Há dois anos o Brasil escandalizou-se ao saber que o senhor Lula, ao deixar a Presidência da República, surrupiou do patrimônio do palácio presidencial, entre várias relíquias, um faqueiro de ouro, presente de um país árabe ao presidente Costa e Silva. Não satisfeito, o citado cidadão recolheu a um sítio de um “amigo” em Atibaia, toda a adega presidencial de mais de mil exemplares de raríssimas safras, avaliada em mais de milhão. E esse indivíduo que desonrou o cargo presidencial por furto, contratou advogados a peso de ouro para manter-se a salvo de condenação em segunda instância. E vem debochando da lei cercado de furiosos acaudilhados.
Àquela mãe pobre não apareceu a socorrê-la a OAB, Direitos Humanos, a banca advocatícia de Zanin, Sepúlveda Pertence, e Kakai; os distintos magistrados Lewandowski, Gilmar Mendes, Dias Tóffoli, Marco Aurélio Mello. Profissionais de polpudas remunerações e juízes da altíssima corte, tão alta que de sua altitude desaparece a ralé miúda distanciada em suas miudezas insignificantes de vida.

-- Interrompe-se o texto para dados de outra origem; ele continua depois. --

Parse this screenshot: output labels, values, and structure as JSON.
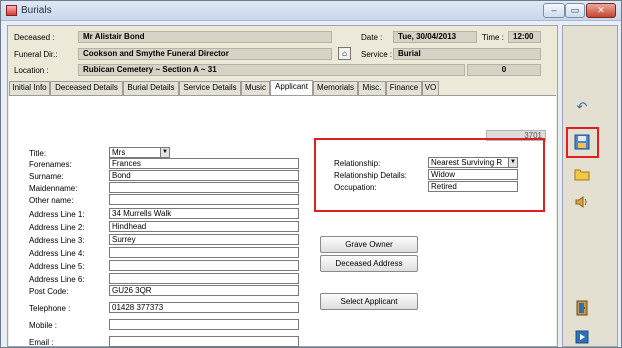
{
  "window": {
    "title": "Burials",
    "buttons": {
      "minimize": "–",
      "restore": "▭",
      "close": "✕"
    }
  },
  "header": {
    "deceased_label": "Deceased :",
    "deceased_value": "Mr Alistair Bond",
    "date_label": "Date :",
    "date_value": "Tue, 30/04/2013",
    "time_label": "Time :",
    "time_value": "12:00",
    "funeral_label": "Funeral Dir.:",
    "funeral_value": "Cookson and Smythe Funeral Director",
    "service_label": "Service :",
    "service_value": "Burial",
    "location_label": "Location :",
    "location_value": "Rubican Cemetery ~ Section A ~ 31",
    "location_num": "0"
  },
  "tabs": [
    "Initial Info",
    "Deceased Details",
    "Burial Details",
    "Service Details",
    "Music",
    "Applicant",
    "Memorials",
    "Misc.",
    "Finance",
    "VO"
  ],
  "active_tab": "Applicant",
  "form": {
    "record_id": "3701",
    "title_label": "Title:",
    "title_value": "Mrs",
    "forenames_label": "Forenames:",
    "forenames_value": "Frances",
    "surname_label": "Surname:",
    "surname_value": "Bond",
    "maidenname_label": "Maidenname:",
    "maidenname_value": "",
    "othername_label": "Other name:",
    "othername_value": "",
    "addr1_label": "Address Line 1:",
    "addr1_value": "34 Murrells Walk",
    "addr2_label": "Address Line 2:",
    "addr2_value": "Hindhead",
    "addr3_label": "Address Line 3:",
    "addr3_value": "Surrey",
    "addr4_label": "Address Line 4:",
    "addr4_value": "",
    "addr5_label": "Address Line 5:",
    "addr5_value": "",
    "addr6_label": "Address Line 6:",
    "addr6_value": "",
    "postcode_label": "Post Code:",
    "postcode_value": "GU26 3QR",
    "telephone_label": "Telephone :",
    "telephone_value": "01428 377373",
    "mobile_label": "Mobile :",
    "mobile_value": "",
    "email_label": "Email :",
    "email_value": "",
    "relationship_label": "Relationship:",
    "relationship_value": "Nearest Surviving R",
    "reldetails_label": "Relationship Details:",
    "reldetails_value": "Widow",
    "occupation_label": "Occupation:",
    "occupation_value": "Retired"
  },
  "buttons": {
    "grave_owner": "Grave Owner",
    "deceased_address": "Deceased Address",
    "select_applicant": "Select Applicant"
  },
  "colors": {
    "highlight": "#e02020",
    "accent": "#2f6fb5"
  },
  "sidebar_icons": [
    "undo-icon",
    "save-icon",
    "folder-icon",
    "speaker-icon",
    "exit-door-icon",
    "next-icon"
  ]
}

A diferença aberrante de tratamento judicial nos dois casos clama aos céus e ao bom senso. E diz com nitidez artística ao portal do Palácio da Justiça, sua deusa esculpida por Bruno Giorgi, vendada, preguiçosa no assento e espada horizontal nas coxas. Seria visão irônica do artista? Sua arte contraria a clássica efígie grega, ereta, a balança na mão esquerda sugerindo sublime a ponderação preliminar do Juízo; na direita a espada vertical, ameaçadora e inflexível na condenação. Em nossa justiça, à mãe que furtou dois reais , o peso inapelável da condenação; ao criminoso que teve o seqüestro judicial de 40 milhões em bens, para garantir o desfalque ao erário público, mais embargos dos embargos. Trágico país.